Much of the Relationship Is Classified
There are other issues affecting the public discourse on U.S.-Israel defense ties. Much of the U.S.-Israel strategic relationship is classified, particularly in the area of intelligence sharing. There are two direct consequences from this situation. First, most aspects of U.S.-Israel defense ties are decided on the basis of the professional security considerations of those involved. Lobbying efforts in Congress cannot force a U.S. security agency to work with Israel.
Second, because many elements of the relationship are kept secret, it is difficult for academics, commentators, and pundits to provide a thorough net assessment of the true value of U.S.-Israel ties. Thus, Israel is left working shoulder-to-shoulder with the U.S., and finds itself presented by outside commentators as a worthless ally whose status is only sustained by a domestic lobby. Nonetheless, what has come out about the U.S.-Israel security relationship certainly makes the recent analysis of Professors Walt and Mearsheimer extremely suspect.
Cosmic, you're merely quoting lobby groups. Lobby groups are hardly a source of objective material. Whether it's the NRA, AFL-CIO, Christian groups, or AIPAC, they are pushing an agenda with highly skewed views.
From Transcript 806: Six Days of War
Michael Oren: The Syrians who played such a prominent role in precipitating this war cleverly stay out of it. The rumor in the Arab world--the conventional wisdom in the Arab world is that the Syrians were willing to fight to the last Egyptian. And it's true. They stayed out of this war but they were shelling thousands of shells onto Israeli settlements. The Israeli government voted not to attack Syria. This is an interesting episode.
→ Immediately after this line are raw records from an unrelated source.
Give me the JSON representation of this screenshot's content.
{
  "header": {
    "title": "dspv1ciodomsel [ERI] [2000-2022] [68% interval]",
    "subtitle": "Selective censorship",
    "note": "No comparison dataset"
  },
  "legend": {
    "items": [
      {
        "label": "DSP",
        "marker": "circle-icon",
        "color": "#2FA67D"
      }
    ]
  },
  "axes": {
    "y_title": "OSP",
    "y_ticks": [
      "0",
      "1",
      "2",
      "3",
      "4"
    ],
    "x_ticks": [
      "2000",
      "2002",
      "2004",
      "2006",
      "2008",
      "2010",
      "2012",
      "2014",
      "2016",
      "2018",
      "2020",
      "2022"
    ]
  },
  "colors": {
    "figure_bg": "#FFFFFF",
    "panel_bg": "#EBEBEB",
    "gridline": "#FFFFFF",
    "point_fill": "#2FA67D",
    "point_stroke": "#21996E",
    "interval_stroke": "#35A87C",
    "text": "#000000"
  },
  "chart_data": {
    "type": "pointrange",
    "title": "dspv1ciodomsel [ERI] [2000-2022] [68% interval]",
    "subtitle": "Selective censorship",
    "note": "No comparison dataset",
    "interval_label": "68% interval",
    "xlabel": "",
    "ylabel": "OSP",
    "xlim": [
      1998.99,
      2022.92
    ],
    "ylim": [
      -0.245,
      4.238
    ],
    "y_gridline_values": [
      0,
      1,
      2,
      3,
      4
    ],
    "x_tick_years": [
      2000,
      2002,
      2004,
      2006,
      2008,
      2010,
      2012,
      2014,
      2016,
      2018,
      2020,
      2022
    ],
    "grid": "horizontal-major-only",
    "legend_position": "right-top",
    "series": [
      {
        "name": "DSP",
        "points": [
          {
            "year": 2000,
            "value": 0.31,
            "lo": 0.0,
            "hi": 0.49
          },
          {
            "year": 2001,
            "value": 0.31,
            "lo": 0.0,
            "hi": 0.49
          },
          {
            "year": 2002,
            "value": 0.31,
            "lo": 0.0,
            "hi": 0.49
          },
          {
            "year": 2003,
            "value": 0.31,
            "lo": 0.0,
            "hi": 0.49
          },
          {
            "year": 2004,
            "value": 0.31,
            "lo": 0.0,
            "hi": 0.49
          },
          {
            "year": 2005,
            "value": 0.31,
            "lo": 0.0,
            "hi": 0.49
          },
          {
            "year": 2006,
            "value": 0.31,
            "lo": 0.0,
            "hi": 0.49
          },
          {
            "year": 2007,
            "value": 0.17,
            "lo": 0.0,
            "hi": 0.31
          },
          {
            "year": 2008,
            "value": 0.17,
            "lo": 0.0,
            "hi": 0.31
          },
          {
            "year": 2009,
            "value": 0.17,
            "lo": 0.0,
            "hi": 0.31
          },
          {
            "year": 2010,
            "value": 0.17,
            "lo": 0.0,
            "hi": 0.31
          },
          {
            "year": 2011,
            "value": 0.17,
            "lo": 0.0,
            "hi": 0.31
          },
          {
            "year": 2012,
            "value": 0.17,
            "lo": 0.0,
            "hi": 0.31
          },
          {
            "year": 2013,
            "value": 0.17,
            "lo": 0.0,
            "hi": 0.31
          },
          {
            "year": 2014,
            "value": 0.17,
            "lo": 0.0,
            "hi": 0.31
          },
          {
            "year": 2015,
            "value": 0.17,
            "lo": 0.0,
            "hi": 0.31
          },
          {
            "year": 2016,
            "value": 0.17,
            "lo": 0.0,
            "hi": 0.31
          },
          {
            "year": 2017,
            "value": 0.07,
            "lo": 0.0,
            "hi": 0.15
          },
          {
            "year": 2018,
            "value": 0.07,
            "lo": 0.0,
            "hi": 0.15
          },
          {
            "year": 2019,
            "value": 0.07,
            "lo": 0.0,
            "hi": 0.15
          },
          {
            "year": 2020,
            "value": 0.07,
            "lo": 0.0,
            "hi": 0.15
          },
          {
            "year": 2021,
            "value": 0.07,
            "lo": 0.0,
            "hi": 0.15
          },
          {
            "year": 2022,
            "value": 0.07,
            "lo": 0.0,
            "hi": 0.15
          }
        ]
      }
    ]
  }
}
Peter Robinson: The Cabinet votes not to attack?
Michael Oren: They're afraid of Soviet intervention. The Soviets were so closely allied with the Syrians, they were afraid if Israel struck at Syria then the Soviets would intervene and destroy Israel. Many of the Israeli leaders in 1967 had grown up in Russia. They remembered the Cossacks and they were afraid of their--there's the nerd part. Okay.
Speaking only about Islamic-based terrorism, it is only the US relationship with Israel that creates the atmosphere in which such terrorism flourishes. If you could go back in time and remove the relationship, it is unlikely that such radical Islamic fundamentalists ever come into existence, never mind putting Americans at the top of their hit list.
Remove Israel from the equation, the US has no major conflict with either Arabs or Muslims, today or in history. Remove the thereat of Israel, and I don't think the Soviets ever get so much as a toehold in the Middle East.
Even Arab socialists like Nasser distrusted Soviet Communists, because they were devout, evangelical Athiests. The Soviets were openly contemptuous of Egypt's military, even while building them up. I first learned of Egypt's fiasco in Yemen while I was in the Soviet Union, from Russians who used it as a point of ridicule.
Americans and Muslims, and Americans and Arabs, generally, tend to get along quite well on a personal basis. We just have no basis for conflict, again, outside of the things that the US has done to support Israel.